The Bill contains other offences—see clauses 13, 94, 97 and 106.
Clause 117 creates an offence for an owner of land to intentionally or
recklessly remove, lop or destroy native vegetation that is
required to be protected or maintained by a native vegetation
management agreement. The maximum penalty for the offence
is 1200 penalty units.
Clause 118 creates 2 offences in relation to failure to comply with a native
vegetation management agreement resulting in damage or
degradation to native vegetation.
Subclause (1) creates an offence for an owner of private land to
fail to meet a requirement of a native vegetation management
agreement to which the land is subject, provided that the owner
was aware or it was reasonable for the owner to be aware of the
requirement and the failure results in damage or degradation to
native vegetation that is required to be protected or maintained by
the agreement.
Subclause (2) creates an offence for an owner of private land to
use land or permit the land to be used in a manner that
contravenes a native vegetation management agreement,
provided that the owner was aware or it was reasonable for the
owner to be aware of the agreement, and the contravention results
in damage or destruction to native vegetation that is required to
be protected or maintained by the agreement.

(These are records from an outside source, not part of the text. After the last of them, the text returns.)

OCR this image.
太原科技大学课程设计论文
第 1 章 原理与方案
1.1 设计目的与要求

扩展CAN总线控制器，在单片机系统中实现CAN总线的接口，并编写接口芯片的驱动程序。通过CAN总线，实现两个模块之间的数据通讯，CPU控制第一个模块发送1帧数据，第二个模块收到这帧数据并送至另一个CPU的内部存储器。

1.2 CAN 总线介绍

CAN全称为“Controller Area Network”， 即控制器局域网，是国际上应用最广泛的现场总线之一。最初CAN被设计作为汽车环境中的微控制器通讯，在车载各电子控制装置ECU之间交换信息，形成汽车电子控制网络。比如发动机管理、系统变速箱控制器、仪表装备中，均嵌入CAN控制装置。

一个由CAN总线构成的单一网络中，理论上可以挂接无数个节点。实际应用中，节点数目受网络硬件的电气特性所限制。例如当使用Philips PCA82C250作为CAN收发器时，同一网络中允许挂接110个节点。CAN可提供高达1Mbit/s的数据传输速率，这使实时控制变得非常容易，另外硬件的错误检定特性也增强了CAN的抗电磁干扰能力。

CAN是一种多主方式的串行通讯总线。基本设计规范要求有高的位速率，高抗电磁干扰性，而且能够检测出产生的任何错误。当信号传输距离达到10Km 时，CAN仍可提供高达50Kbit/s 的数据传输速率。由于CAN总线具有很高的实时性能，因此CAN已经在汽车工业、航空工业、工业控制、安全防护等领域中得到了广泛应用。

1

The maximum penalty for each offence is 600 penalty units.
It is a defence to either offence for the accused to prove that he or
she took all reasonable steps to comply with the native vegetation
management agreement.
Clause 119 creates 2 offences in relation to failure to comply with a native
vegetation management agreement. These are lower-level
offences to those in clause 118, with a lower penalty, without the
element of the failure having resulted in damage or degradation
to native vegetation that is required to be protected or maintained
by the agreement and without a mental element.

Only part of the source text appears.